Représentatif d'un certain cinéma anglo-saxon arty et contestataire des 60's, Privilège est une petite déception étant donné le statut semi culte qu'il se traîne.
Quelque part entre Tommy, les œuvres dystopiques de Burgess (Orange mécanique, la folle semence) et l'inévitable Blow up quand il faut parler du cinéma de Swinging London, Privilège dresse le sombre portrait d'une rock star pressée comme un citron - une pomme en l’occurrence - par un entourage peu scrupuleux.
Le film s'ouvre sur la pop-star Steve Shorter (Paul Jones, chanteur des Herman's Hermits) qui se livre à un curieux show à demi scénarisé où il est martyrisé par des policiers sous l'œil humide de milliers de fans. Placé dans une cage et menotté, il subit coups et insultes pendant son court tour de chant. Les fans hystériques rappellent ceux des Beatles et des Stones, et on ne saurait dire s'ils pleurent par compassion ou par plaisir coupable. On est déjà plongé dans ce message un peu gros. Les stars du show business sont consumées publiquement pour nous divertir ou nous faire consommer.
Il annonce un film pas très fin qui n'aura de cesse de dresser un parallèle christique entre chanteur pop et néo prophète, qui perd en force au fil des minutes. Paul Jones affiche une tête de mec constipé pendant tout le film, et n'est pas aidé par les dialogues pour donner vie à cette figure victimaire absolue, qui ne se rebelle jamais vraiment, qui accepte à moitié son sort et qui n'a aucun pouvoir de décision (pas même celui d'être père), livré en pâture aux médias et aux fans.

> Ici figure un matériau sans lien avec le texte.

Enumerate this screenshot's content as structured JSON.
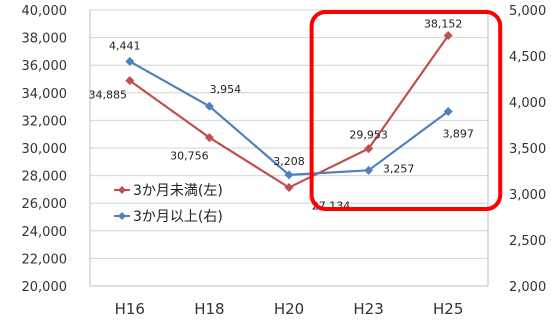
{
  "chart_data": {
    "type": "line",
    "categories": [
      "H16",
      "H18",
      "H20",
      "H23",
      "H25"
    ],
    "y_left": {
      "range": [
        20000,
        40000
      ],
      "ticks": [
        "20,000",
        "22,000",
        "24,000",
        "26,000",
        "28,000",
        "30,000",
        "32,000",
        "34,000",
        "36,000",
        "38,000",
        "40,000"
      ]
    },
    "y_right": {
      "range": [
        2000,
        5000
      ],
      "ticks": [
        "2,000",
        "2,500",
        "3,000",
        "3,500",
        "4,000",
        "4,500",
        "5,000"
      ]
    },
    "grid": true,
    "legend_placement": "lower-left",
    "series": [
      {
        "name": "3か月未満(左)",
        "axis": "left",
        "color": "#c0504d",
        "values": [
          34885,
          30756,
          27134,
          29953,
          38152
        ],
        "labels": [
          "34,885",
          "30,756",
          "27,134",
          "29,953",
          "38,152"
        ]
      },
      {
        "name": "3か月以上(右)",
        "axis": "right",
        "color": "#4f81bd",
        "values": [
          4441,
          3954,
          3208,
          3257,
          3897
        ],
        "labels": [
          "4,441",
          "3,954",
          "3,208",
          "3,257",
          "3,897"
        ]
      }
    ],
    "highlight": {
      "from": "H23",
      "to": "H25",
      "color": "#ff0000"
    }
  }
}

N'ayant plus de vie privée, ni de libre arbitre, uniquement tourné vers la promotion de produits divers : disques, pommes (clin d'œil ironique à la maison de disque des Beatles ?), et même religion. Seuls deux personnages se soucient de son bien être, et à minima de sa santé mentale. Vanessa (Jean Shrimpton), un mélange entre Jane Birkin et Geneviève Bujold, soit une brunette avec des yeux de biches, chargée par un ministère quelconque de lui faire son portrait, et un industriel mécène qui trouve que son management est trop autoritaire (et c'est une figure assez originale puisqu'il est rare de voir le banquier avec un semblant d'humanité au cinéma).

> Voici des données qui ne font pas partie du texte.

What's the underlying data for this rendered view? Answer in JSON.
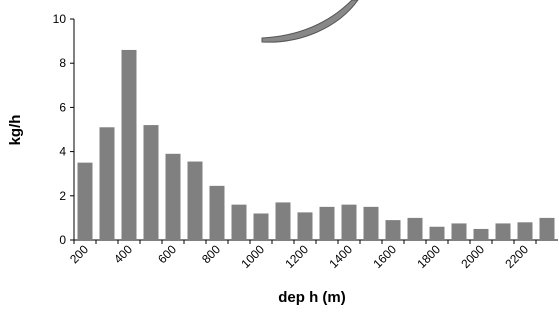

Steve est donc trimbalé d'un endroit à un autre pour promouvoir x choses improbables, et le plus gros segment porte sur le partenariat avec l'église, qui organise une cérémonie de libération un poil caricaturale (backing band qui fait le salut fasciste, croix enflammée façon KKK, costume rouge comme l'enfer de Steve...). C'est un peu exagéré, ça dénonce un peu facilement mêle tout un tas de choses : le star système, le fascisme, la religion, la société de consommation... mais ce n'est ni porté par une intelligence visionnaire dans les dialogues, ni par une mise en scène supérieure, ni par une interprétation marquante (Paul Jones se contente d'avoir un regard de cocker au bord du nervous breakdown, et le mannequin Jean Shrimpton se contente juste d'être très belle, ce dont elle s'acquitte sans problème). Il n'y a même pas le côté sale gosse "anar - rigolard" qui animait les films de Jean Yanne et qui dénonçait lui aussi et avec à peine plus de mesure les mariages improbables entre publicité, religion, rock stars, dans Tout le monde il est beau tout le monde il est gentil.
Le personnage retrouve sa liberté (et l'anonymat) à la fin du film en refusant les récompenses, et affichant publiquement sa détestation du public et son besoin d'être considéré comme un homme normal. Ouais, c'est une fin très niaise au regard de la noirceur et de l'ironie dans lesquelles baignait le film jusque là....
Un film qui n'a en fin de compte, pas les moyens de ses ambitions. Trop démonstratif et trop marqué dans son époque pour réussir son objectif de brûlot anticipatif anti capitalo-fasciste.